The best agencies don't just shape their clients' futures.
They shape their own.
When Seso Media Group brought me in, the assignment was straightforward: help with a handful of client engagements.
But the deeper I got into the agency, the more another question kept nagging at me.
Why did an agency with this much ambition have such a forgettable name?
The people were extraordinary. Their thinking was ambitious. Their clients included NASA, TED, the Smithsonian, the World Wildlife Fund, Disney, the XPRIZE Foundation, and organizations tackling humanity's biggest challenges.
Yet none of that came through in the agency's own identity.
There was just one complication. They had already hired a respected naming agency. They already had a new name. They simply didn't believe in it enough to launch it.
When they showed it to me, I understood why.
One thing about working with me is that I don't pretend to love ideas I don't believe in. Whether that's confidence or stubbornness depends on who you ask—but I felt certain we could do better.

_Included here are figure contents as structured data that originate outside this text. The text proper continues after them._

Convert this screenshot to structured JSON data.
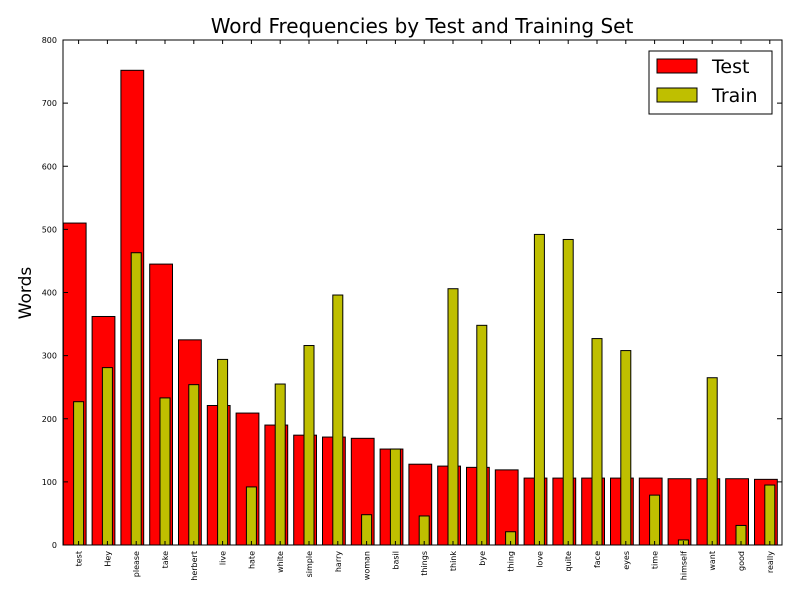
{
  "chart_data": {
    "type": "bar",
    "title": "Word Frequencies by Test and Training Set",
    "xlabel": "",
    "ylabel": "Words",
    "ylim": [
      0,
      800
    ],
    "yticks": [
      0,
      100,
      200,
      300,
      400,
      500,
      600,
      700,
      800
    ],
    "grid": false,
    "legend_position": "top-right",
    "categories": [
      "test",
      "Hey",
      "please",
      "take",
      "herbert",
      "live",
      "hate",
      "white",
      "simple",
      "harry",
      "woman",
      "basil",
      "things",
      "think",
      "bye",
      "thing",
      "love",
      "quite",
      "face",
      "eyes",
      "time",
      "himself",
      "want",
      "good",
      "really"
    ],
    "series": [
      {
        "name": "Test",
        "color": "#ff0000",
        "values": [
          510,
          362,
          752,
          445,
          325,
          221,
          209,
          190,
          174,
          171,
          169,
          152,
          128,
          125,
          123,
          119,
          106,
          106,
          106,
          106,
          106,
          105,
          105,
          105,
          104
        ]
      },
      {
        "name": "Train",
        "color": "#bfbf00",
        "values": [
          227,
          281,
          463,
          233,
          254,
          294,
          92,
          255,
          316,
          396,
          48,
          152,
          46,
          406,
          348,
          21,
          492,
          484,
          327,
          308,
          79,
          8,
          265,
          31,
          95
        ]
      }
    ]
  }
}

So I made an unlikely pitch: let's try one more time. To my surprise, they agreed.
The creative brief I wrote for myself was simple:
Create a name that makes someone look upward and out into the distance.
It should evoke curiosity. Wonder. Possibility. Something expansive enough to hold both the agency's ambitions and the ambitions of the organizations it served.
After several collaborative rounds, we arrived at:
A Hundred Years
That shift didn't stop with the logo.
When it came time to send a holiday gift, I proposed commissioning an artist to create limited-edition prints from a century-old tree.
The idea extended the brand into something tangible—transforming a simple client gift into an expression of the agency's philosophy.
It reminded clients that the work wasn't just about solving today's problems. It was about planting ideas that would still matter a hundred years from now.
Years later, I can see that the name didn't simply describe what the agency wanted to become.
It helped shape what it became.
The rebrand resonated with existing clients, attracted new ones, and opened an entirely new area of business for the firm.
The name looked beyond the span of a typical human lifetime. It invited clients to think less about the next quarter and more about the legacy they'd leave behind.
It became more than a name.
It became a lens through which the agency could frame conversations about sustainability, systems thinking, and long-term impact. For the first time, the company's identity reflected the way it already thought.
As CEO Marc Mertens later wrote:
"Alli was the driving force in the rebranding process of our firm, leading an effort that created an overwhelming positive response from current and prospective clients and opening an entirely new field of business for our studio. She challenged conventions by drawing from a deep creativity in her strategic approach and was incredibly resourceful in the execution of key strategies. Her ability to go from the 10,000-foot view to the hands-on crafting of messaging all the way to the production of our launch event is unmatched—as is her ability to see and make connections that allow an idea to become reality."